Баданин: Чтобы закончить тему видоизменения российского бизнеса. Я же тут отвечаю за философские вопросы, вот емкий философский вопрос. Вы знаете российский бизнес изнутри от Бориса Березовского (и это не фигура речи, а буквально) до 2ГИС. Как российский бизнес поменялся за эти двадцать пять лет?

Богуславский: Я считаю, что расцвет российского бизнеса, ― а я все-таки имею право говорить только о технологическом бизнесе, то есть об информационных технологиях, интернете, ― наиболее интересный период был в промежутке 2000–2010 годов. В это время совершенно без всяких указаний и большой помощи в стране реально начало создаваться импортозамещение. Оно происходило само собой: появлялись софтверные и не только компании, которые начинали работать на мировом уровне.

Это период расцвета, я бы сказал. Но тогда была немножко другая конструкция в смысле бизнес-климата в России. Можно было бизнесом заниматься достаточно свободно, без оглядок по сравнению с тем, что происходит сейчас. Поэтому создавались уникальные продукты как раз в этот период.

Желнов: Какие примеры можете привести?

Богуславский: Мы все знаем наши интернет-компании. «Яндекс», Mail.ru, «ВКонтакте», HeadHunter. Была масса компаний, в том числе софтверные компании, которые занимаются вопросами безопасности. Можно перечень продолжать.

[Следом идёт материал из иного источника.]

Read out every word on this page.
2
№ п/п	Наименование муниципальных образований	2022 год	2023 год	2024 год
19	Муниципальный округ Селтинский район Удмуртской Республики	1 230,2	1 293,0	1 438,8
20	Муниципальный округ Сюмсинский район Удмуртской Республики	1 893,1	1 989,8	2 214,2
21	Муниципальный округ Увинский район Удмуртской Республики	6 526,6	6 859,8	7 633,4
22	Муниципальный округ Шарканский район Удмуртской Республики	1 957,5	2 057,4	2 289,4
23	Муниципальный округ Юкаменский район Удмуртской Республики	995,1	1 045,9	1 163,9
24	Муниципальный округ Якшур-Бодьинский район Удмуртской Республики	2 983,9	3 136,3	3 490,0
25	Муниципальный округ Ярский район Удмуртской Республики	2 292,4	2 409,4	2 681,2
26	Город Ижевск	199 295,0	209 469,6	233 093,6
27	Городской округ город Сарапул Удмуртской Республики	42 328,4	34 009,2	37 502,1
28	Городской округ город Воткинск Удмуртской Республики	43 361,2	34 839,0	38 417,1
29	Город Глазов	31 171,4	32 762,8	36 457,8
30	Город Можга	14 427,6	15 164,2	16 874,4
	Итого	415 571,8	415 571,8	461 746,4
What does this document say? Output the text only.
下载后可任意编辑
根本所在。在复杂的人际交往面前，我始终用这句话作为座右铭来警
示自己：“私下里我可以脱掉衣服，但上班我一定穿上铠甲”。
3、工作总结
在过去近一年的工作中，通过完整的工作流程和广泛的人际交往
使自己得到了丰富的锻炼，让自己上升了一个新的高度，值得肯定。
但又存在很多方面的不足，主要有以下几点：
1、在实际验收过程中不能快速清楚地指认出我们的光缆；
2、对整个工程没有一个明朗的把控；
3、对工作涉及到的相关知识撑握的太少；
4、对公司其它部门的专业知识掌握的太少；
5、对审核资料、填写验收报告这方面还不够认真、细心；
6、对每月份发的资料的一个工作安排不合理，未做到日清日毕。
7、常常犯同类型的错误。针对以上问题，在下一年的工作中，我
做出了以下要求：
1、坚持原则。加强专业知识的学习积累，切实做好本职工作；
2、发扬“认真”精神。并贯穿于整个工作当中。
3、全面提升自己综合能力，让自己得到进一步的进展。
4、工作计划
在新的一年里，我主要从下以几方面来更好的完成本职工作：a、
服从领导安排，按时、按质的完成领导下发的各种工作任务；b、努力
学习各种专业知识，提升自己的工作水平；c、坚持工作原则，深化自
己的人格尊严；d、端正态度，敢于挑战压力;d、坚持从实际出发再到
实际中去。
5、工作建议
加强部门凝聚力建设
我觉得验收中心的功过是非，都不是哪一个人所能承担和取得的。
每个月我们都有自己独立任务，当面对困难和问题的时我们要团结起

Желнов: А что случилось потом, после 2010 года? Раз вы сами такой водораздел провели.

Богуславский: Где-то после 2010 года, кто-то скажет, после 2012 года государство начало пытаться регулировать бизнес и оказывать определенное давление. Наверно, из лучших побуждений, но тем не менее это начало менять бизнес-климат, в том числе и для технологических компаний.

Желнов: Вы под давлением что имеете в виду? Явно не закон Яровой, потому что он был принят сильно позже тех событий, о которых вы говорите.

Богуславский: Я имею в виду институты. Институционный каркас в России в период 2000–2012 годов в большей степени соответствовал предпринимательству, свободе предпринимательства. Оглядок было у бизнеса меньше. Самое главное, что предприниматели могли строить планы на более длительном горизонте, планировать… Если раньше мы говорили с компаниями о десятилетних планах, то сейчас все говорят о трехлетних. Самое интересное, что так говорят многие предприниматели, которые начинают бизнес. Очень мало кто из них мыслит долгосрочно.

Баданин: Почему?

Богуславский: Потому что постепенно поменялся институционный каркас. Это судебная практика, вмешательство правоохранительных органов. Вы всё это знаете.

Желнов: Украинский фактор сильно сказался на усилении давления на бизнес, связанный с технологиями?

Богуславский: Вы знаете, сказался, на мой взгляд, не сам украинский фактор, а то, как чиновники начали подстраиваться под некоторый вектор движения политически. Эти законы, которые вносились в последнее время, ― это же фактически тренд. Для того, чтобы быть в тренде, сейчас нужно проявлять патриотизм в определенном понимании, который на самом деле является не патриотизмом, а наоборот ― является антипатриотизмом.

При этом начали возникать разные ограничения, в том числе инфраструктурные, бизнесовые. Даже если то, что ты сейчас делаешь, непосредственно не попадает под какие-то определенные ограничения, люди просчитывают риски и считают: хорошо, сегодня я не попадаю под это ограничение, а завтра могу попасть.

Это так же, как получилось с онлайн-кинотеатрами ― кто думал, что будет такое ограничение для них? Приняли закон о СМИ, вроде как онлайн-кинотеатры могут спокойно работать дальше. Оказывается, нет, надо иметь в виду, что и про вас могут быть приняты такие ограничения.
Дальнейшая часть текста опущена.